VENEZUELA. Zamora entra nella storia: vince la sua prima ‘Estrella”

CARACAS – Dalla ‘Copa Evangelista Adam’ nel lontano 1918 alla Copa Directv vinta domenica dal Zamora sono passati 95 anni di storie e finali da thrilling.

Quel remoto campionato del 1918 si decise con il match Los Samanes-Centro Atlético, con vittoria dei primi per per 1-0 (da segnalare che entrambe le compagini giocavano nel settore El Paraiso della città di Caracas), ma allora il torneo non era esteso a tutta la geografia del terriorio venezuelano. E invece nella finale giocata tra Deportivo Anzoátegui e Zamora, quest’anno entrambe le formazioni sono dell’interno del paese.

Da uno stadio artigianale con poche posti a sedere come quello del Paraiso di 95 anni fa ad uno stadio come quello di PuertoLa Cruzcon 40 mila posti a disposizione.

Novantacinque anni sono passati tra il primo torneo ufficiale del calcio venezuelano fino a domenica scorsa a PuertoLa Cruz, tanti i protagonisti, le storie e le compagini scudettate e poi scomparse, come i vari Deportivo Italia (5 scudetti), Sport Maritimo (4), Deportivo Español (2), Deportivo Vasco (1) e tante altre.

Domenica lo stato di Barinas è entrato nella storia del ‘fútbol’ venezuelano con la vittoria della prima ‘estrella’. Lo stato ‘llanero’ aveva nelle sue bacheche una ‘Copa Venezuela’ (1980), due ‘Copa Almirante Brion’ (1981, 1984), un Torneo Clausura (2011). A questi sucessi si può aggiungere il trofeo internazionale la ‘Copa Nuestra Señora del Pilar’ disputata nel 1982. Allora i bianconeri sfidarono i colombiani del Santa Fé (vittoria per 3-0) ela Vinotinto(1-0).

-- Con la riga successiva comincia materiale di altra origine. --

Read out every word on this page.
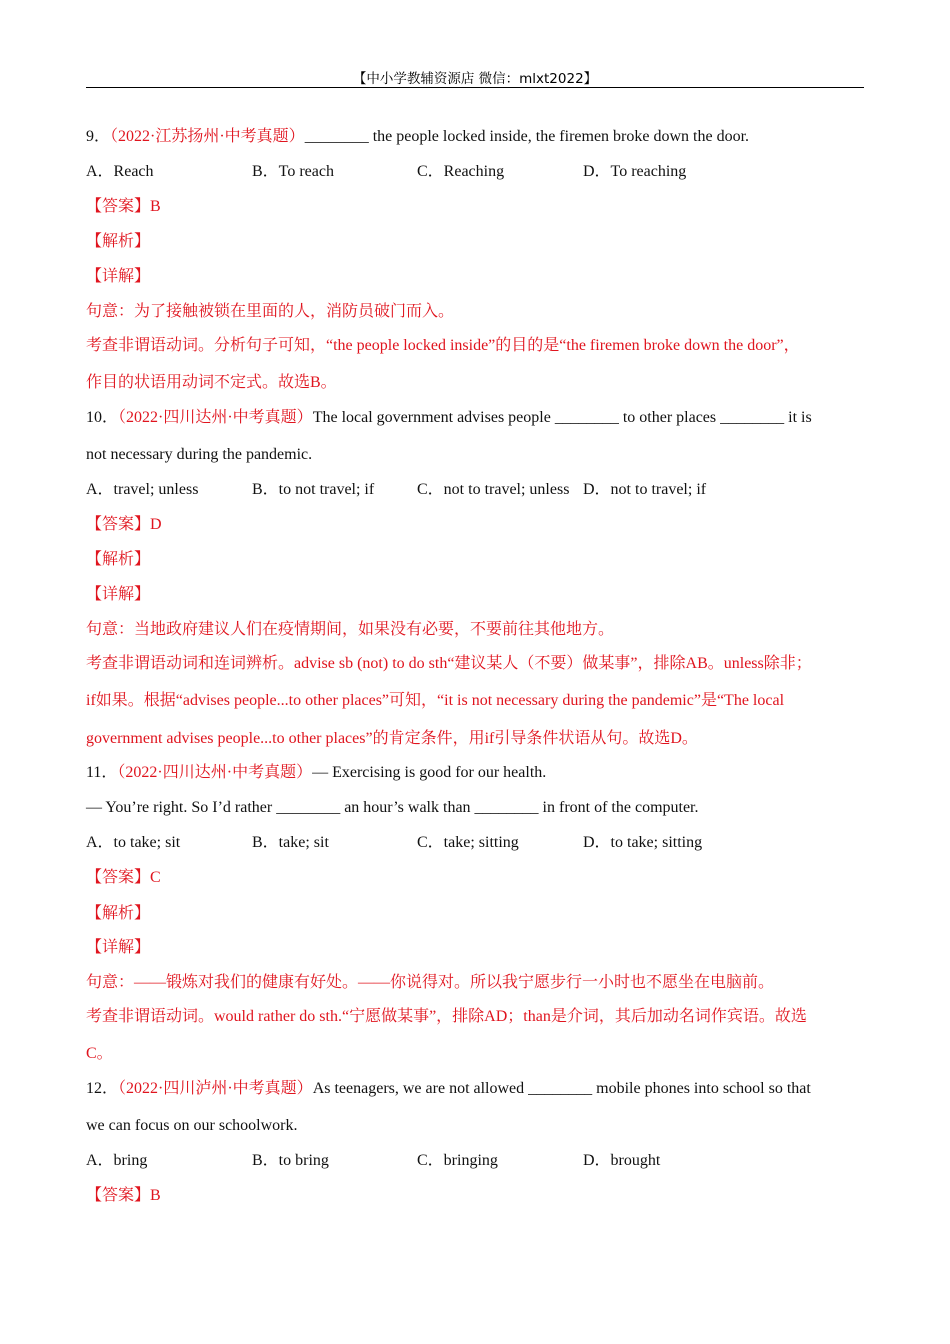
【中小学教辅资源店 微信：mlxt2022】
9．（2022·江苏扬州·中考真题）________ the people locked inside, the firemen broke down the door.
A．Reach	B．To reach	C．Reaching	D．To reaching
【答案】B
【解析】
【详解】
句意：为了接触被锁在里面的人，消防员破门而入。
考查非谓语动词。分析句子可知，“the people locked inside”的目的是“the firemen broke down the door”，
作目的状语用动词不定式。故选B。
10．（2022·四川达州·中考真题）The local government advises people ________ to other places ________ it is
not necessary during the pandemic.
A．travel; unless	B．to not travel; if	C．not to travel; unless D．not to travel; if
【答案】D
【解析】
【详解】
句意：当地政府建议人们在疫情期间，如果没有必要，不要前往其他地方。
考查非谓语动词和连词辨析。advise sb (not) to do sth“建议某人（不要）做某事”，排除AB。unless除非；
if如果。根据“advises people...to other places”可知，“it is not necessary during the pandemic”是“The local
government advises people...to other places”的肯定条件，用if引导条件状语从句。故选D。
11．（2022·四川达州·中考真题）— Exercising is good for our health.
— You’re right. So I’d rather ________ an hour’s walk than ________ in front of the computer.
A．to take; sit	B．take; sit	C．take; sitting	D．to take; sitting
【答案】C
【解析】
【详解】
句意：——锻炼对我们的健康有好处。——你说得对。所以我宁愿步行一小时也不愿坐在电脑前。
考查非谓语动词。would rather do sth.“宁愿做某事”，排除AD；than是介词，其后加动名词作宾语。故选
C。
12．（2022·四川泸州·中考真题）As teenagers, we are not allowed ________ mobile phones into school so that
we can focus on our schoolwork.
A．bring	B．to bring	C．bringing	D．brought
【答案】B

Il 26 maggio del 2013, resterà impresso nella memoria dei tifosi del Zamora non solo per la prima ‘estrella’ vinta, ma anche perché è riuscita ad espugnare il campo (2-1) del Deportivo Anzoátegui che non vedeva una scondfitta dei propri beniamini ‘aurirojos’ da più di un anno.  I cecchini bianconeri sono stati i soliti Gabriel Torres e Juan Falcón (confermando le statistiche, ogni volta che i due segnano la squadra non perde). In tutto il torneo entrambi hanno segnato 40 reti. Il gol della bandiera dei giallorossi è stato opera dell’italo-venezuelano Giacomo Di Giorgi.

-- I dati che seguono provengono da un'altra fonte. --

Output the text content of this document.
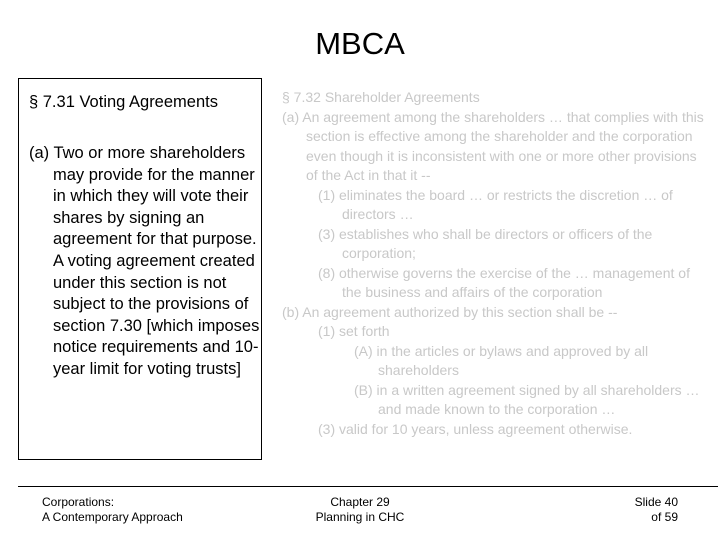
MBCA
§ 7.31 Voting Agreements

(a) Two or more shareholders may provide for the manner in which they will vote their shares by signing an agreement for that purpose. A voting agreement created under this section is not subject to the provisions of section 7.30 [which imposes notice requirements and 10-year limit for voting trusts]

§ 7.32 Shareholder Agreements
(a) An agreement among the shareholders … that complies with this section is effective among the shareholder and the corporation even though it is inconsistent with one or more other provisions of the Act in that it --
(1) eliminates the board … or restricts the discretion … of directors …
(3) establishes who shall be directors or officers of the corporation;
(8) otherwise governs the exercise of the … management of the business and affairs of the corporation
(b) An agreement authorized by this section shall be --
(1) set forth
(A) in the articles or bylaws and approved by all shareholders
(B) in a written agreement signed by all shareholders … and made known to the corporation …
(3) valid for 10 years, unless agreement otherwise.
Corporations:
A Contemporary Approach
Chapter 29
Planning in CHC
Slide 40
of 59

Zamora in trionfo. E continua la dittatura del suo allenatore Noel ‘Cita’ Sanvicente. Dopo la vittoria di PuertoLa Cruz, il mister ‘guayanés’ colleziona 6 scudetti nella sua carriera da allenatore, 5 sucessi sulla panchina del Caracas e 1 su quella della squadra di Barinas. Non male, per uno che da giocatore era già abituato a vincere. Infatti con la maglia del Maritimo ha vinto 4 “estrellas”, poi una col Mineros e col Caracas.

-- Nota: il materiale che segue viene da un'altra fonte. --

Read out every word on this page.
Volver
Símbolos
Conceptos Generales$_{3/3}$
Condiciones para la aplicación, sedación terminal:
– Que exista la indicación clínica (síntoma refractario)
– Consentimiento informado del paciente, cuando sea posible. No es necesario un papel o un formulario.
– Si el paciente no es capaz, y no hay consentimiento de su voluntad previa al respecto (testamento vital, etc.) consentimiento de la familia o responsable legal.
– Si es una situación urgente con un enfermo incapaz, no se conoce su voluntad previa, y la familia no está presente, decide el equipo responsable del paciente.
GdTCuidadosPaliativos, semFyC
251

Questo ‘título’ ha un sapore diverso rispetto a quelli vinti con i ‘rojos del Ávila’. Nel Zamora non c’erano campioni come con i capìtolini. La vittoria è stata frutto di un arduo lavoro da parte di Noel Sanvicente e del suo staff tecnico, dove spicca l’italo-venezuelano Maurizio Lazzaro.

“Per centrare gli obbiettivi devi fissarti delle mete, ma queste mete devono essere ambiziose e devono cooinvolgere tutti, dai dirigenti ai giocatori, dallo staff tecnico ai tifosi. Così i giocatori si sentono motivati e concentrati per ottenere la vittoria finale”, ha affermato Sanvicente in una intervista televisiva.

Sanvicente sale sulla vetta della speciale classifica deglil allenatori con più scudetti nella Primera División venezuelana. Il mister ‘guayanés’ guida la classifica come il tecnico più vincente con 6 ‘estrellas’, lasciandosi alle spalle Walter Roque e l’italo-brasiliano Orlando Fantoni (tre di questi alla guida del Deportivo Italia) entrambi con 5.